Look, I get it. People are social creatures, and this last year has been, quite literally, hell on earth. I am sure you have done the work and stayed at home, too. You have probably completed all the Chloe Ting workouts, so your abs are now a weapon at this point. Self-care is important, but after using up five packs of Baby Foot, your pieds are now bones. There is nothing left to binge on Netflix anymore (but if you want recommendations, go watch The Untamed, a 50 episode Chinese drama with good-looking leads). It is easy to give yourself a reason to be out and about, and then actually go out and do it. Let us face it, the kind of people I am talking about probably could do it and face minimal consequences.

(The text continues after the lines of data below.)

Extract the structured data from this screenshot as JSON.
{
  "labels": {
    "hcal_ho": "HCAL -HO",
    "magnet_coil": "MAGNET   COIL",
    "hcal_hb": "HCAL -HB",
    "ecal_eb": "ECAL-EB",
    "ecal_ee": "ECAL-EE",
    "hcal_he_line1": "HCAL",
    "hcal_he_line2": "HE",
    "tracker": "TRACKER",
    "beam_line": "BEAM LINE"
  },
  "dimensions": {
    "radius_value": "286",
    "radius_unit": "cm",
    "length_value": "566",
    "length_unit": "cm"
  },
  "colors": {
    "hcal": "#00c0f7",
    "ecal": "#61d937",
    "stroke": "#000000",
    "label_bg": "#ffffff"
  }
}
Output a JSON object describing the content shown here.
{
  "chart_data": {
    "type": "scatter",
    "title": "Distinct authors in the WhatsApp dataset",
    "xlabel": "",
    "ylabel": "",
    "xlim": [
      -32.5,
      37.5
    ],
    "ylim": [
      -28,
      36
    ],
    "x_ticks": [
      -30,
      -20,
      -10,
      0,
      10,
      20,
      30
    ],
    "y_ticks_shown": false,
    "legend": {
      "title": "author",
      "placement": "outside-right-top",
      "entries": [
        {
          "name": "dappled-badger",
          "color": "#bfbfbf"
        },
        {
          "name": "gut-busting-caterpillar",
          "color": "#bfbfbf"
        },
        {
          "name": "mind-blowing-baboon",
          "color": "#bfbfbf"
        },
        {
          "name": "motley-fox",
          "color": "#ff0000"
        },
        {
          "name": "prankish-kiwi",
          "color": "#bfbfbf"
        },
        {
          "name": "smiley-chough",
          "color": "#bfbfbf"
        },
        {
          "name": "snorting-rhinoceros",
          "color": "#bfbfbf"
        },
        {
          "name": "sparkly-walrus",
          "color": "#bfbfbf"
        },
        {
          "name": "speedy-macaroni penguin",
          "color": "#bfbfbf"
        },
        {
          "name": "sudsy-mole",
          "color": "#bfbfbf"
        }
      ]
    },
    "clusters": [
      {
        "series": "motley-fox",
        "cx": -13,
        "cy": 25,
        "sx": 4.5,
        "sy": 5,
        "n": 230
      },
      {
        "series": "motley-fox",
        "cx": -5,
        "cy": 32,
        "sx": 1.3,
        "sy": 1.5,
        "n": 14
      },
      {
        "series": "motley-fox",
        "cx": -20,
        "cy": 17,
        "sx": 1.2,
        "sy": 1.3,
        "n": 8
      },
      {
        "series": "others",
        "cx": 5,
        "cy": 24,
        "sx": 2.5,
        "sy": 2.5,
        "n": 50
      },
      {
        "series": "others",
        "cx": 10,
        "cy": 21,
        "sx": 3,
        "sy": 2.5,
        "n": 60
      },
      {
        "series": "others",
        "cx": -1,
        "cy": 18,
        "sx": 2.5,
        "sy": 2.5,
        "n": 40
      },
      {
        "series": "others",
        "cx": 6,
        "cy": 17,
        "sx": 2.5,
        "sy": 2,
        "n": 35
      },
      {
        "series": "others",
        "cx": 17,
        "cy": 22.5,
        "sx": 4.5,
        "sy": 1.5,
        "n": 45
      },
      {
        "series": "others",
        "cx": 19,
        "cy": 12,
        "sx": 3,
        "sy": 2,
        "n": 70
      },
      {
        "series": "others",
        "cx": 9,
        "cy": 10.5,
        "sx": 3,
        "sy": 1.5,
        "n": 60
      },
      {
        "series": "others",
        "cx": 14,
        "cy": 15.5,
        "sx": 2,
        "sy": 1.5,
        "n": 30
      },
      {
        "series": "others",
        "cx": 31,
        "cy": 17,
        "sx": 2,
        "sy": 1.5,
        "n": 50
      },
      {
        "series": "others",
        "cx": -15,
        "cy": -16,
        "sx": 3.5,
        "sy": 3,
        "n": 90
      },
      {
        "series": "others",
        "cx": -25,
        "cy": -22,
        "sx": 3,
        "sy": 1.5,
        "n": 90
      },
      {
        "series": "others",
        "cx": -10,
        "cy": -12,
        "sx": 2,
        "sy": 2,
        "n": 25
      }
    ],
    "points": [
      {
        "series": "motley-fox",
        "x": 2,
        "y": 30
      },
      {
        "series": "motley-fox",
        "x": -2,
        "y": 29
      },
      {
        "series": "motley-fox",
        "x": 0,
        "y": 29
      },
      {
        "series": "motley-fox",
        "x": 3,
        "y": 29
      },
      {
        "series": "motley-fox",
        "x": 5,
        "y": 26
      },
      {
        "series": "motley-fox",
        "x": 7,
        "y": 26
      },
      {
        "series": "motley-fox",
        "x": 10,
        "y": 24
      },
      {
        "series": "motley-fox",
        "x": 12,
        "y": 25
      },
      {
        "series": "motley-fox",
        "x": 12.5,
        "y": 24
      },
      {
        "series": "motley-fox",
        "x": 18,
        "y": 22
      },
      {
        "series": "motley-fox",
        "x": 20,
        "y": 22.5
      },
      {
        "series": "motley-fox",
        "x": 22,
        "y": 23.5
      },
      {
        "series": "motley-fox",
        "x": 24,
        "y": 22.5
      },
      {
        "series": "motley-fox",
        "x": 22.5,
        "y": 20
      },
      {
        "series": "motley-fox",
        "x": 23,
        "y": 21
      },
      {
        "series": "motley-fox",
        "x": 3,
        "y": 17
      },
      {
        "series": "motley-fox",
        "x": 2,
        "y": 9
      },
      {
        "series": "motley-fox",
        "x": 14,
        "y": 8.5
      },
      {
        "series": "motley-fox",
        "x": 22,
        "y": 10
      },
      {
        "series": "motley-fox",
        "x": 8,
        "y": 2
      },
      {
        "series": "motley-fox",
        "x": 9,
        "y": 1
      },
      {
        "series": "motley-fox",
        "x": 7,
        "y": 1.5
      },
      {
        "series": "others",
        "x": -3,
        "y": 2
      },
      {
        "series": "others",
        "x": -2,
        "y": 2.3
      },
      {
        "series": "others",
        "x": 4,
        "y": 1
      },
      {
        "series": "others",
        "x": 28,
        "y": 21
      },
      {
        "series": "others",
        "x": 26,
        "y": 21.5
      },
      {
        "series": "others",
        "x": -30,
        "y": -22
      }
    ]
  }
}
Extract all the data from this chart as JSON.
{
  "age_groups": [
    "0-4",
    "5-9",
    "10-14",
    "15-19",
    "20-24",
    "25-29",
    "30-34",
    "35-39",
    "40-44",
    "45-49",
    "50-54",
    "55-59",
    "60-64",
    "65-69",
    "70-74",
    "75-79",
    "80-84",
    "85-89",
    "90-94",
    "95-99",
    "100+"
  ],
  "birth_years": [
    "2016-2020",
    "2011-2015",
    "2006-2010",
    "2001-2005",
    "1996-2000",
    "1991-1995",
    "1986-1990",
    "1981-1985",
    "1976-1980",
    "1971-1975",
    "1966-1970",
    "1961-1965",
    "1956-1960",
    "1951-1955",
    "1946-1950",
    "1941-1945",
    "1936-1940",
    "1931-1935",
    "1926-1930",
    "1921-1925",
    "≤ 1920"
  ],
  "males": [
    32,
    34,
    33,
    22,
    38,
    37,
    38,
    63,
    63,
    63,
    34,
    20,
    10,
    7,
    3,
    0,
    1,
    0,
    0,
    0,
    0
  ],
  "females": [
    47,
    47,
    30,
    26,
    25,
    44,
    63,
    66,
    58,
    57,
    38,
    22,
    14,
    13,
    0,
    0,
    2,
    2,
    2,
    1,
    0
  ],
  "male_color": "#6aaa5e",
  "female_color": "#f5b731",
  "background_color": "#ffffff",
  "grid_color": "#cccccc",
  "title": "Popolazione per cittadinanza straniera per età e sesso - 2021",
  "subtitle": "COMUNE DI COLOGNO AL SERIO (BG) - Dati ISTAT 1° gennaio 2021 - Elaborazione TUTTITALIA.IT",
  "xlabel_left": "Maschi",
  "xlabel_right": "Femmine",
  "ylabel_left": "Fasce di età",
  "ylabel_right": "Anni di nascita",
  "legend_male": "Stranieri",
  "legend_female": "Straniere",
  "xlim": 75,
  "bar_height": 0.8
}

But before you do that, ask yourself, do you deserve it? You probably do, but so does everyone else. Frontliners and essential workers who put their lives on the line every day for our safety deserve a shindig or a relaxing vacation too, but unless the situation gets better, they probably will not have one anytime soon. People who are the sole-caretakers of immunocompromised parents cannot afford to be sick or infect their parents. Service workers who rely on your patronage are unable to get that patronage if their place of employment gets shut down because of irresponsible behavior.
How can you truly enjoy yourself, anyway, when the risks are so high? I found myself wondering this, when social media was rife with photos of Kendall Jenner and her cohorts, enjoying her birthday party and very obviously not social distancing from each other. Or when I see people doing non-essential travel, voluntarily subjecting themselves to all the testing involved and a 14-day quarantine before actually starting the fun part of the vacation. What is normally a one-week sojourn (depending where you go) is now a month and a week affair. Following that, you will need to add three more weeks to make the entire jaunt feel like a good decision. You will also have spent more than the normal amount money for the average trip. Was it worth it?
As of writing, there have been 16 cases of the latest COVID variant found in the Philippines: 12 in Bontoc, two in the Benguet town of La Trinidad, 1 in Calamba (misdiagnosed on December 10 as the original variant) and the first, officially declared case on January 13 from a local traveler who went to Dubai (on non-essential travel). It is not currently known what the effect of this new version is on the local population, but this is how it has affected the rest of the world: Lineage B.1.1.7 from the United Kingdom is said to be 70% more transmissible than the current, widely circulating version. Now on a strict national lockdown, the first week of 2021 in the U.K. saw a 30% increase of hospitalized patients from the last week of 2020, with a 40% increase above the high first seen in the first wave. This time, no amount of clapping for The National Health Service is going to lift any spirits.
Once assumed to have hit herd immunity after seeing 79% of the population struck ill during the first wave, the Brazillian city of Manaus is going through an onslaught of new infections. They are watching the collapse of their public-health system for the second time. Premature babies are being evacuated out of the city due to a dangerous lack of oxygen supply. The Manaus variant, known as P.I (or B.1.1.248) shares a mutation with the aforementioned U.K. version. N501Y is a spike protein that more easily sticks to human cells and makes it more infectious. P.I also has what is known as an “escape mutation” which is found in the South Africa variant (B.1.351).
According to scientists, the mutation helps the coronavirus evade the antibodies gained during earlier infections, and is less susceptible to antibody drugs. The guarantee that being infected once protects you is now no longer safe.
It remains to be seen whether the new variant will make it harder for vaccines to do their job. Infectious disease experts are optimistic that the vaccine will still offer protection for serious illness, and the variant, at worse, will allow for less effectivity in preventing asymptomatic infection. Despite the optimism, I caution you to remain vigilant. So much of COVID-19 when it first hit was unknowable. Initially thought to be a disease that festered on objects is now officially an airborne illness. Once known as the “Boomer Remover” it can also infect younger people, in ways that could change their lives forever. So it stands to reason that the way things are with the vaccine and new variants could also change. This is a quickly evolving virus, and the loss of life or a serious, debilitating sickness for you or anyone else you might infect is just not worth it.